Btw names ideas? The others are Milo, Chico and Diego...is there any connection between these names except the "o" ending? xx


----------



## Lavenderb (Jan 27, 2009)

She brings the kids along to act as a distraction Niki....ive been looking high and low for my kittens since she left my house :confused1:


----------



## thedogsmother (Aug 28, 2008)

Romeo, Orlando? oh Niki do ya wanna buy a kitten :lol:


----------



## niki87 (Nov 18, 2009)

OK just seen this....so adorable....he's cuddling up!!









However I was worried about TDM's threat of the baby snatching lol! Cos one wasn't there. He's now on his own at the bottom in the igloo...on his own...on his own   

Feel awful cos they were cuddled up properly the last couple of nights  xx


----------



## niki87 (Nov 18, 2009)

gr33neyes said:


> She brings the kids along to act as a distraction Niki....ive been looking high and low for my kittens since she left my house :confused1:


I will inform you if I receive any suspicious offers of kittens!!



thedogsmother said:


> Romeo, Orlando? oh Niki do ya wanna buy a kitten :lol:


Good name....(*whispers* how much??)


----------



## niki87 (Nov 18, 2009)

Awww actually Milo keeps going into the igloo for him! Bless him!! xx


----------



## noushka05 (Mar 28, 2008)

they are all Adorable! but i particularly Love Diego


nice TDM the cage is brilliant x


----------



## niki87 (Nov 18, 2009)

noushka05 said:


> they are all Adorable! but i particularly Love Diego
> 
> nice TDM the cage is brilliant x


He is so lovely!!! Just very exciteable at the mo lol!

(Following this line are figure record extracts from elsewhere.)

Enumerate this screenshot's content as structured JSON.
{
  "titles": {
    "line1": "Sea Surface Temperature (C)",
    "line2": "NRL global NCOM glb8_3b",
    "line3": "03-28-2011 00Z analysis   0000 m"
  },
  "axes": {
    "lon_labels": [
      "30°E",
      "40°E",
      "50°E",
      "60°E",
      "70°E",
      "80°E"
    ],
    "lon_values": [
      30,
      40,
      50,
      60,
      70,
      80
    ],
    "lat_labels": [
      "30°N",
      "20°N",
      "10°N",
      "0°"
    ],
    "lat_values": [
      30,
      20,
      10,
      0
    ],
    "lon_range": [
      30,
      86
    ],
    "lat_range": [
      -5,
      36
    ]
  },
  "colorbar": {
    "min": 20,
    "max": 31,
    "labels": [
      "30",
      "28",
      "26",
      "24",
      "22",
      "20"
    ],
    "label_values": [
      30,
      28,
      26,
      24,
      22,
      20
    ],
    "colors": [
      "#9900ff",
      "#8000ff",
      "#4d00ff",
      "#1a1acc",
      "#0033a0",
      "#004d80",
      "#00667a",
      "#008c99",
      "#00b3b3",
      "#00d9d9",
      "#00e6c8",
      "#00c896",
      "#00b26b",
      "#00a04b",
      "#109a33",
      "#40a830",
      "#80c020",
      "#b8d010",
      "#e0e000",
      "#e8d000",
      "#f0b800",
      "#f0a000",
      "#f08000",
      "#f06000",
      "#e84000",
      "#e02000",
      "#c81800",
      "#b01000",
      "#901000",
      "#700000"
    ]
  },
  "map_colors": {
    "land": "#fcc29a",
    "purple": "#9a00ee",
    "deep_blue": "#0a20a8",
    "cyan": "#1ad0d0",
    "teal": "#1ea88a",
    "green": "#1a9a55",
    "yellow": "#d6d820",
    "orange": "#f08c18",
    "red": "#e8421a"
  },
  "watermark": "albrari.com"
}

Cage is brill...so much better than the thing they were in before!! xx


----------



## forgotten~myth (May 30, 2010)

They are gorgeous. Do you have a theme for names or do you just want them to end in o like the others?

Oreo...


----------



## blade100 (Aug 24, 2009)

oh i love that last pic soooooooooooo cute.

are u putting in some ferplast shelves in the cage?
u can get them from here
Rat Cages : Ferplast Corner Shelf - SPECIAL EDITION RED Fits all wire cages : www.EquineCanineFeline.com the place to buy all your Pet Products, Horse Products and Pet Supplies online

in my old jenny i had 2 of the grey ones a ladder,about 5 hammocks and a corner one,a hidey pouch,litter tray and savic circus house.

oh and a parrot ladder toy thingy.


----------



## Daisymoo (Apr 14, 2010)

I am so glad they have settled in ok, they look soooo cute all cuddled up together in their hammock xx I love the photo of the babies giving Milo ( I think the grey one is Milo isnt it?) a hug :001_wub: they are very affectionate babies xx


----------



## reggie-ronnie (Oct 10, 2009)

They are gorgous


----------



## simplysardonic (Sep 1, 2009)

How did I miss this thread, I can usually smell a rat from 1000 miles away


niki87 said:


> Btw names ideas? The others are Milo, Chico and Diego...is there any connection between these names except the "o" ending? xx


Romero (after George Romero)
Rollo
Groucho, Harpo, Gummo or Zeppo (you have a Chico so you go with a Marx Bros theme)
Mercutio, Malvolio (Shakespeare)
Roccoco, Rondo, Capriccio (musical terms)
Io (moon of the planet Jupiter)
Milo
Leo
Hugo
Antonio
Vito
Santiago
Otto
Cosmo
Anto
the last lot came up when I googled baby names ending in 'o'


----------



## momentofmadness (Jul 19, 2008)

Aw Nikki your Ratties are all gawg.. I like the name Hugo and Allonzo lol

And that last pic is so cute..lol


----------



## niki87 (Nov 18, 2009)

forgotten~myth said:


> They are gorgeous. Do you have a theme for names or do you just want them to end in o like the others?
> 
> Oreo...


No theme really...oreo is good for the black one cos he has a white stripe on his belly!!!



blade100 said:


> oh i love that last pic soooooooooooo cute.
> 
> are u putting in some ferplast shelves in the cage?
> u can get them from here
> ...


Oh WOW!!!! You fitted all that in!!! Go you!!! Yeah gonna look into shelves/toys etc now...thanks for the links and the ideas!!!



Daisymoo said:


> I am so glad they have settled in ok, they look soooo cute all cuddled up together in their hammock xx I love the photo of the babies giving Milo ( I think the grey one is Milo isnt it?) a hug :001_wub: they are very affectionate babies xx


Yes it is Milo...he is the least cuddly for me...but was the one who kept checking up on the little agouti(!!!  ) one and when I put the agouti one up in the hammock he was the one grooming him. So sweet!!! And yeah they are very affectionate!!



reggie-ronnie said:


> They are gorgous


Thanks!!! They really are!!



simplysardonic said:


> How did I miss this thread, I can usually smell a rat from 1000 miles away
> 
> Romero (after George Romero)
> Rollo
> ...


Oh thanks for reserching that!....I never thought to look in that lol!! I like Otto actually!!



momentofmadness said:


> Aw Nikki your Ratties are all gawg.. I like the name Hugo and Allonzo lol
> 
> And that last pic is so cute..lol


Awww thanks!! I know they looked so sweet cuddled up....resting his teeny tiny front paw on him!! Wow I am now stuck for names!!!

Wow thanks guys!! xx


----------